Если друзей и покупателей не было, Прохор в одиночестве читал Псалтырь, жития святых угодников и другие душеспасительные книги. Страницы переворачивал медленно, не спеша и с каждой прочитанной словно не хотел расставаться. Иное прочтет пару раз и наизусть запомнит: память с детства была крепкая и ум острый, к учению способный. Вставал рано и каждый день старался хотя бы к часам и заутрене – до открытия лавки – успеть в церковь, если уж не удавалось к обедне. И, глядя на его рвение, Агафья Фотиевна про себя решила: этот дома не останется, посвятит себя Богу, рано или поздно в монастырь уйдет.
Об этом ей и Проня-Голубок как-то раз шепнул, часто помаргивая, указывая слезящимися глазами на Прохора:
– Не ваш он, матушка, – монастырский. Дома не усидит. Отдать придется.
– Придется, так отдам. На все воля Божья.
Словом, Агафья Фотиевна решила, но все же умоляла судьбу: только бы не очень рано, лучше попозже, пожил бы еще с матерью, потешил ее, порадовал. Да и помощник в строительном деле незаменимый. А столяр какой искусный, топориком кружевные узоры выделывает: у Наумки научился!

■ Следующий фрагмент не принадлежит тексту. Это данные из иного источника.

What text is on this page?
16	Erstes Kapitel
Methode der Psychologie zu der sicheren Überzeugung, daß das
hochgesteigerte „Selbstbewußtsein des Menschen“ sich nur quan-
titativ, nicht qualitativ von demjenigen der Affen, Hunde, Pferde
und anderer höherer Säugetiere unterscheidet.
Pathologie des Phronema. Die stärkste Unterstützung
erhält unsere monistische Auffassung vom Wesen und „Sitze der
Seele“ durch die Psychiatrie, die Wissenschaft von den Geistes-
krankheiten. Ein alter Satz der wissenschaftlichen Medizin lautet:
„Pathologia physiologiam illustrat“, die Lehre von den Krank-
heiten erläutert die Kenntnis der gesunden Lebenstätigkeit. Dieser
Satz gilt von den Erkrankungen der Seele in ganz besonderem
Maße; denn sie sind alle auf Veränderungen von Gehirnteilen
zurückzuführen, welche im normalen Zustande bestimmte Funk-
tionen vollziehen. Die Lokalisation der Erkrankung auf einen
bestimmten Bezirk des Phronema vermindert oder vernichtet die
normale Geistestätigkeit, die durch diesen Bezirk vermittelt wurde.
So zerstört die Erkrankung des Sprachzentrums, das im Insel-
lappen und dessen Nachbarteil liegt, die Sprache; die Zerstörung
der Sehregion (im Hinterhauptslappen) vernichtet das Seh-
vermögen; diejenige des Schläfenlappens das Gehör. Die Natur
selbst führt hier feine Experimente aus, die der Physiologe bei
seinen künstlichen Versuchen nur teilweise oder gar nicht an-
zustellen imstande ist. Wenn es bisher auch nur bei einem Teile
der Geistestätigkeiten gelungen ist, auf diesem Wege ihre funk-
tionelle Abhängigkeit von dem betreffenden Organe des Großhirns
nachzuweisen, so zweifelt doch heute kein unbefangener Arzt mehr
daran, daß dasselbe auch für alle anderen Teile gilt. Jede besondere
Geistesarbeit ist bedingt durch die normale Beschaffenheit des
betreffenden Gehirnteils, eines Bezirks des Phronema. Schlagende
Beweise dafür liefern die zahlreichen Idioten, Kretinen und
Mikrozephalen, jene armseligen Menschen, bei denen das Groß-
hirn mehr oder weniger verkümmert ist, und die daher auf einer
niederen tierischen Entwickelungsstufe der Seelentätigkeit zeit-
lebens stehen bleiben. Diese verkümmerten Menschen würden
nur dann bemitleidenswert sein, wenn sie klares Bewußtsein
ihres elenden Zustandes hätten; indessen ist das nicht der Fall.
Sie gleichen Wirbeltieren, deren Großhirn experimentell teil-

Но надеждам ее не суждено было сбыться. Однажды в лавку к Прохору гурьбою втиснулись друзья, настроенные как-то по-особому, взволнованные, словно был меж ними некий сговор и вот о чем условились – выполнили. И об этом надо было друг другу рассказать, срочно поведать, а уж потом сговариваться дальше.

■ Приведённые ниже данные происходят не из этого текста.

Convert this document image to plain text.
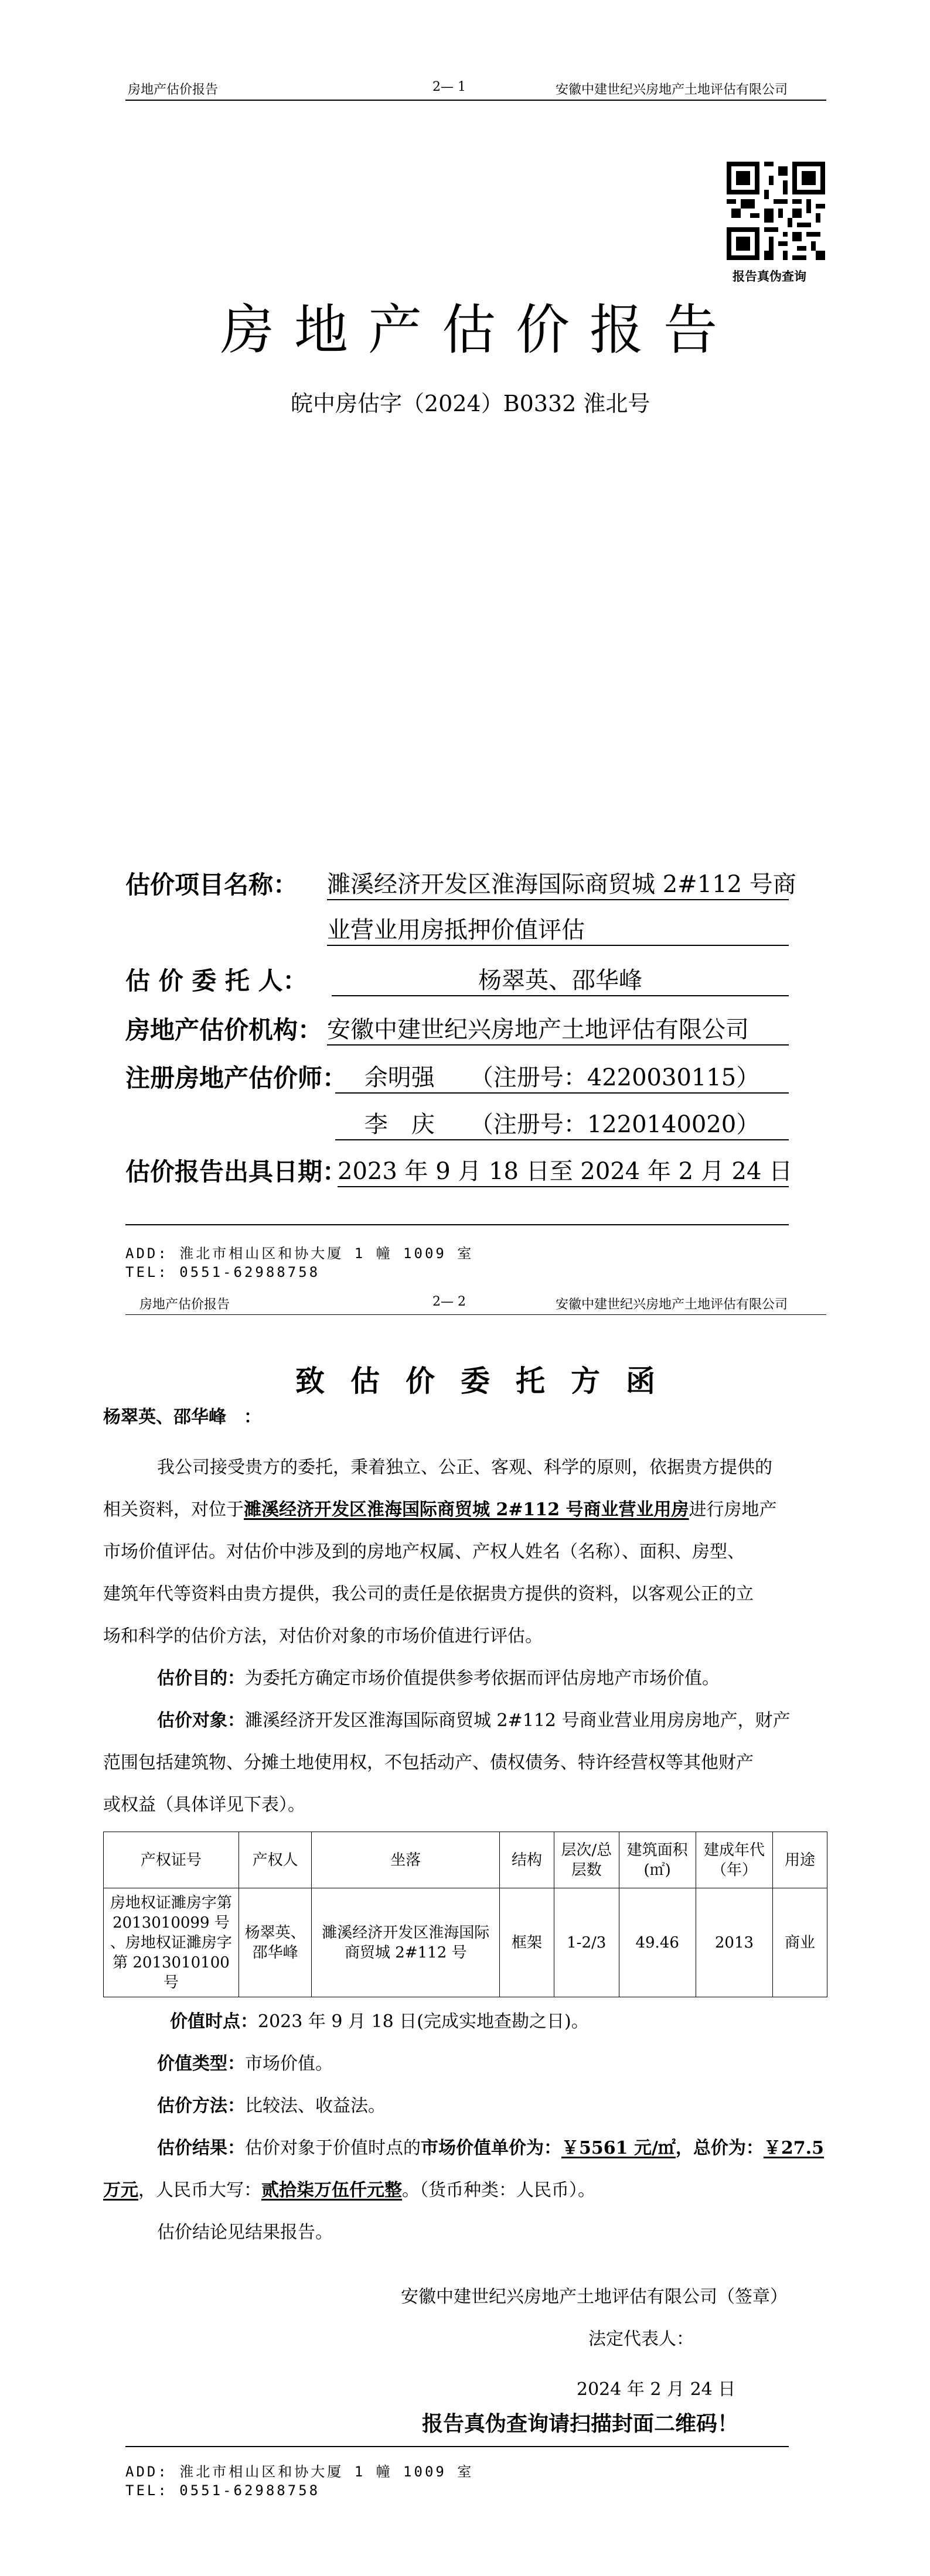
房地产估价报告	2— 1	安徽中建世纪兴房地产土地评估有限公司
报告真伪查询
房地产估价报告
皖中房估字（2024）B0332 淮北号
估价项目名称： 濉溪经济开发区淮海国际商贸城 2#112 号商
业营业用房抵押价值评估
估 价 委 托 人：	杨翠英、邵华峰
房地产估价机构： 安徽中建世纪兴房地产土地评估有限公司
注册房地产估价师： 余明强　　（注册号：4220030115）
李　庆　　（注册号：1220140020）
估价报告出具日期：
2023 年 9 月 18 日至 2024 年 2 月 24 日
ADD: 淮北市相山区和协大厦 1 幢 1009 室
TEL: 0551-62988758
房地产估价报告	2— 2	安徽中建世纪兴房地产土地评估有限公司
致估价委托方函
杨翠英、邵华峰　：
我公司接受贵方的委托，秉着独立、公正、客观、科学的原则，依据贵方提供的
相关资料，对位于濉溪经济开发区淮海国际商贸城 2#112 号商业营业用房进行房地产
市场价值评估。对估价中涉及到的房地产权属、产权人姓名（名称）、面积、房型、
建筑年代等资料由贵方提供，我公司的责任是依据贵方提供的资料，以客观公正的立
场和科学的估价方法，对估价对象的市场价值进行评估。
估价目的：为委托方确定市场价值提供参考依据而评估房地产市场价值。
估价对象：濉溪经济开发区淮海国际商贸城 2#112 号商业营业用房房地产，财产
范围包括建筑物、分摊土地使用权，不包括动产、债权债务、特许经营权等其他财产
或权益（具体详见下表）。
产权证号	产权人	坐落	结构	层次/总层数	建筑面积(㎡)	建成年代（年）	用途
房地权证濉房字第 2013010099 号 、房地权证濉房字第 2013010100 号	杨翠英、邵华峰	濉溪经济开发区淮海国际商贸城 2#112 号	框架	1-2/3	49.46	2013	商业
价值时点：2023 年 9 月 18 日(完成实地查勘之日)。
价值类型：市场价值。
估价方法：比较法、收益法。
估价结果：估价对象于价值时点的市场价值单价为：￥5561 元/㎡，总价为：￥27.5
万元，人民币大写：贰拾柒万伍仟元整。（货币种类：人民币）。
估价结论见结果报告。
安徽中建世纪兴房地产土地评估有限公司（签章）
法定代表人：
2024 年 2 月 24 日
报告真伪查询请扫描封面二维码！
ADD: 淮北市相山区和协大厦 1 幢 1009 室
TEL: 0551-62988758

– Что, идем? Готовы? – спросил Прохор, поочередно оглядывая всех пятерых и в глазах у каждого стараясь отыскать нечто такое, что заменило бы ответ на словах.
– Готовы, – за всех ответил Иван Бесходарный, смуглый, чернявый, с татарскими скулами и крепким загорелым затылком. – Родители благословили. Бумаги все справили, увольнения от городского общества взяли.

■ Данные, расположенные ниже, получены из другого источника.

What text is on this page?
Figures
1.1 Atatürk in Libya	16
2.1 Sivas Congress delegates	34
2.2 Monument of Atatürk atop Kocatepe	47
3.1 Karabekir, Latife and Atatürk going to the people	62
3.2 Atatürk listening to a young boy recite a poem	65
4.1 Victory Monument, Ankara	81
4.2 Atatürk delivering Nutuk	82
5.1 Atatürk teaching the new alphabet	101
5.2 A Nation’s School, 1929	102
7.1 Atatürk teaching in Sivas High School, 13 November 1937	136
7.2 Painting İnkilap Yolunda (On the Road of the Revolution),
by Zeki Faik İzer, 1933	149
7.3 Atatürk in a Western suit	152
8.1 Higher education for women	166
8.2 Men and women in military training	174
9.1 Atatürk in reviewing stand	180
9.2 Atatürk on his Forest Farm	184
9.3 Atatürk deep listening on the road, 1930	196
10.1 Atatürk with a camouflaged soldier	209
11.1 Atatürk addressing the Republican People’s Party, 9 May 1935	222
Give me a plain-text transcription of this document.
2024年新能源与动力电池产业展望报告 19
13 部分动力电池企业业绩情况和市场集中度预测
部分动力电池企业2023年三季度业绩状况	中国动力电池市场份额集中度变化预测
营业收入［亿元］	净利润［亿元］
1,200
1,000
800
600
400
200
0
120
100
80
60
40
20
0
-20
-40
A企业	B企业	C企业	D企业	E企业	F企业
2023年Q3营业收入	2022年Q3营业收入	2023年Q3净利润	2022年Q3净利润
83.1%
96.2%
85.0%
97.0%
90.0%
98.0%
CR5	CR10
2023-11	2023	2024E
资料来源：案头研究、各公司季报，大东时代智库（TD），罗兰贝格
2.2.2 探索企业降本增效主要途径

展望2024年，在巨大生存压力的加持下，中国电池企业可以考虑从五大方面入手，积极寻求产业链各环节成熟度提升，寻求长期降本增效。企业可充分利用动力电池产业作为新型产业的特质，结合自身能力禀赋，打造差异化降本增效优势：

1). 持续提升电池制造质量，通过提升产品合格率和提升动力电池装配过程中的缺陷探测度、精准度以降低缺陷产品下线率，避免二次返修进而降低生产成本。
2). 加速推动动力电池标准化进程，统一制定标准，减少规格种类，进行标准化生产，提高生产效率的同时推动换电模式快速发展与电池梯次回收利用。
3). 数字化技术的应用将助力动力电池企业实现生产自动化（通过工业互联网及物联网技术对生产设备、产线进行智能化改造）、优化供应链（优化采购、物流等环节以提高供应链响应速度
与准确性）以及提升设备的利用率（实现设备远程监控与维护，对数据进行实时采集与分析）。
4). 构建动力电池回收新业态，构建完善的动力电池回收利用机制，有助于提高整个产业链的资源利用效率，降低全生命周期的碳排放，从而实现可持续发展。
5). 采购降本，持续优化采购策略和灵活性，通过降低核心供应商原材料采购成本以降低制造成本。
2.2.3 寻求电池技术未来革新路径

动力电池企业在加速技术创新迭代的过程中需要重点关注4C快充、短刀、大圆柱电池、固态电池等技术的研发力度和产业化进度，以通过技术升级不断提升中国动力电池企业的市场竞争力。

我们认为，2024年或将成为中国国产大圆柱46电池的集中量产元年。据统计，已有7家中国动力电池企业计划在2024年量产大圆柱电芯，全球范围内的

(Такой он всегда, основательный и по части бумаг, и по части молитвы: положенного не пропустит, все исполнит.)
– Даже сухарей насушили, котомки в дорогу со брали, – добавил Иван Дружинин, перебирая висевшие на правой руке четки так, словно от нетерпения вел счет оставшимся до выхода минутам.
(Этот, наоборот, порывистый, всегда норовит поскорее.)
– А меня мать отпускать не хотела: у нее пред чувствие, что скоро помрет, но я упросил. Да и отец заступился, – сказал Алексей Миленин, рыжеватый, остролицый, как лисенок, с глазками-щелочками.
(Вечный горемыка, одни несчастья!) Два Василия, хоть и молчуны оба, но тоже доложили, что котомки собраны и сухари насушены.
– Ну, добре. Значит, идем. Завтра, после заутрени. Рады? – Прохор положил руки на плечи друзей и тотчас убрал, застыдившись этого невольного жеста.
– Еще бы не рады! В Киеве побывать! Мощам угодников в пещерах поклониться! – загудели все вразнобой.
– Давай и ты с нами, – обратился Прохор к Проне, который тихонько сидел в уголке, слушая их разговор, и загадочно улыбался.